Queremos decidir aquí sobre las pensiones

El nuevo estatus debe recoger la plena capacidad normativa en protección social

Patricia Alvarez I LAB Helduak eta Pentsionistak

La última ocurrencia de la Ministra Báñez consiste en la “ampliación del período del cálculo de la pensión a toda la ida laboral de forma voluntaria. La medida beneficiaría más a las trabajadoras que cobraron más al principio que al final”. Una medida que no resuelve el escollo de la Seguridad Social. Las políticas del Gobierno español ponen en riesgo nuestra pensiones. La actual situación del Sistema de Pensiones es consecuencia de la aplicación de dichas políticas. Políticas que tienen una clara dirección, un objetivo claro: precarizar para poder privatizar el sistema. Esa es la voluntad política del Gobierno español. Y lo que lleva haciendo durante años.

Así, las sucesivas reformas acordadas o no en el Pacto de Toledo han tenido dos objetivos fundamentales: endurecer el acceso a una pensión pública digna y reducir su cuantía por un lado y amenazar permanentemente un sistema público que dicen que es insostenible. En definitiva, precarizar para poder privatizar el sistema. El Gobierno y la gran banca han hecho y harán todo lo posible para pasar de un sistema de reparto (solidario) a un sistema de capitalización (individual) con el único fin de sacar beneficio del ahorro de los trabajadores.

Queremos resaltar la responsabilidad que tienen las políticas públicas de destrucción de empleo y bajos salarios en la insuficiencia económica del sistema. Se implanta la precariedad –interrumpiendo constantemente las vidas laborales y la irrupción de entradas en el sistema mediante cotizaciones sociales–, caen los salarios –por lo tanto menores cotizaciones sociales a la hucha–… Además, hay que resaltar también los miles de millones de euros que el estado ha sacado del Fondo de reserva.

Por ello, para dar la vuelta al sistema se deberían poner en marcha otro tipo de políticas públicas cuyo objetivo sean garantizar un empleo y pensiones de calidad. Y la tirita de Báñez esto no lo resuelve. Al contrario, todas las reformas y modificaciones de los últimos años, en lo referente a las pensiones, han ido en la misma dirección: destrucción del sistema público de pensiones. Y no se debe a su “insostenibilidade”, sino a una decisión política.

La “insostenibilidad” nada tiene que ver con la  evolución demográfica, sino con las políticas neoliberales que se aplican y el interés existente en raquitizar lo público para engordar lo privado beneficiando a los fondos privados de pensiones. Pero eso es algo que se puede y se debe evitar.

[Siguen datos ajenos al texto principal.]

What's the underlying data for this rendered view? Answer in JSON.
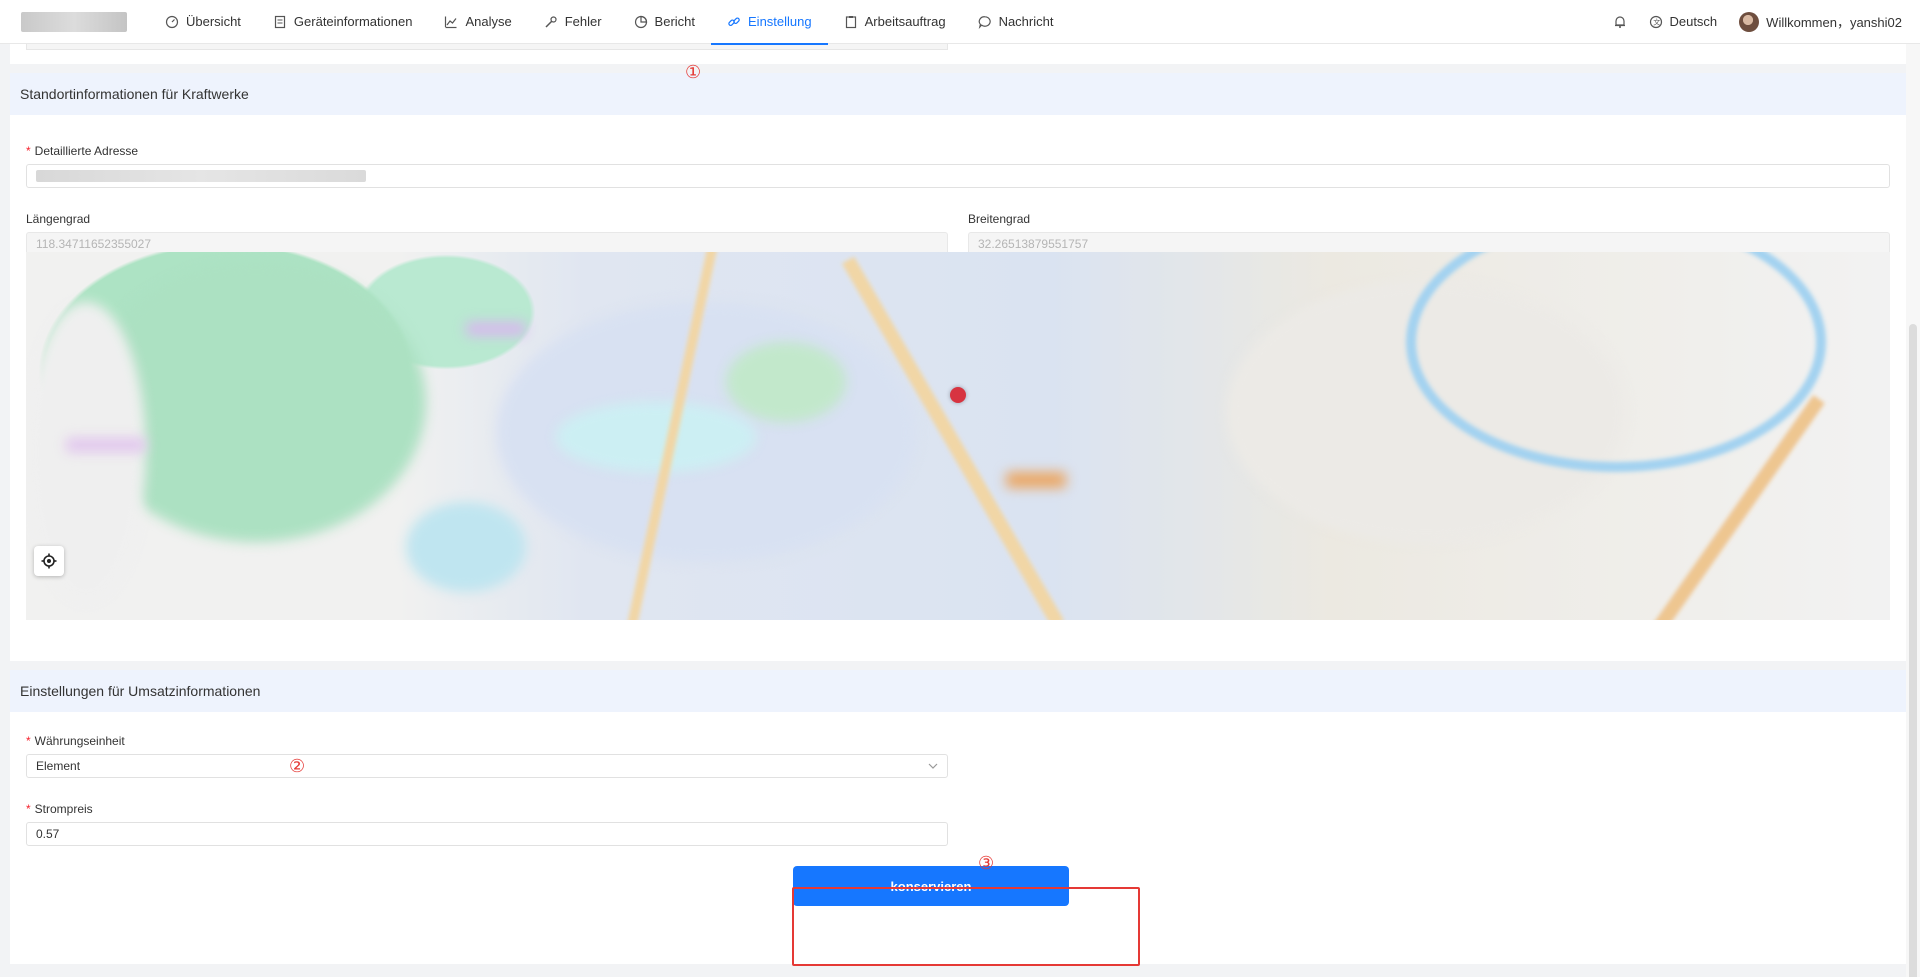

Sistema propio de protección social

La alternativa pasa por construir un sistema propio de protección social. La principal medida es apostar por el empleo de calidad y mejorar los salarios. Ello garantizaría una sueldo digno a quien trabaja y aumentaría las cotizaciones posibilitando una pensiones más dignas. Y habría que hablar también de la financiación, de cuál debiera ser la aportación de las empresas vía cotizaciones o vía fiscal. Hay margen para ello.

Pero falta voluntad e iniciativa política para defender nuestras pensiones, que son una parte muy importante de la protección social. No tenemos capacidad legislativa ni competencias para regular las pensiones ni las relaciones laborales. En el Estatuto de Autonomía se recoge el derecho a la gestión de la seguridad social, y en el Mejoramiento navarro ni siquiera eso. Y no queremos gestionar lo que decide Madrid, no queremos gestionar la raquitización del sistema público de pensiones, no queremos gestionar el empobrecimiento de las y los pensionistas.

Queremos decidir aquí sobre las pensiones y por eso decimos que el nuevo estatus debe recoger la plena capacidad normativa en protección social. Hablamos de la posibilidad de crear un Sistema Público de Seguridad Social y de protección social construido desde la participación social.

Han pasado 40 años desde que se aprobó el Estatuto y sigue sin cumplirse. 40 años después no se puede andar mendigando las trasferencias, que es lo que está haciendo el Gobierno Vasco. El Gobierno español está dejando muy claro que tiene intención de seguir incumpliendo el Estatuto de Autonomia. Desde Madrid han enfriado las expectativas que estaban generando desde el Gobierno Vasco. La situación no es de una bilateralidad con garantías, sino una imposición.

La pregunta que nos hacemos es si a estas alturas alguien cree que hoy por hoy se puede negociar un Estatuto que recoja el derecho a decidir con el Estado. Por eso pensamos que quienes defendemos la democracia y el derecho a decidir debemos responder como pueblo ante el proceso de involución política que vivimos.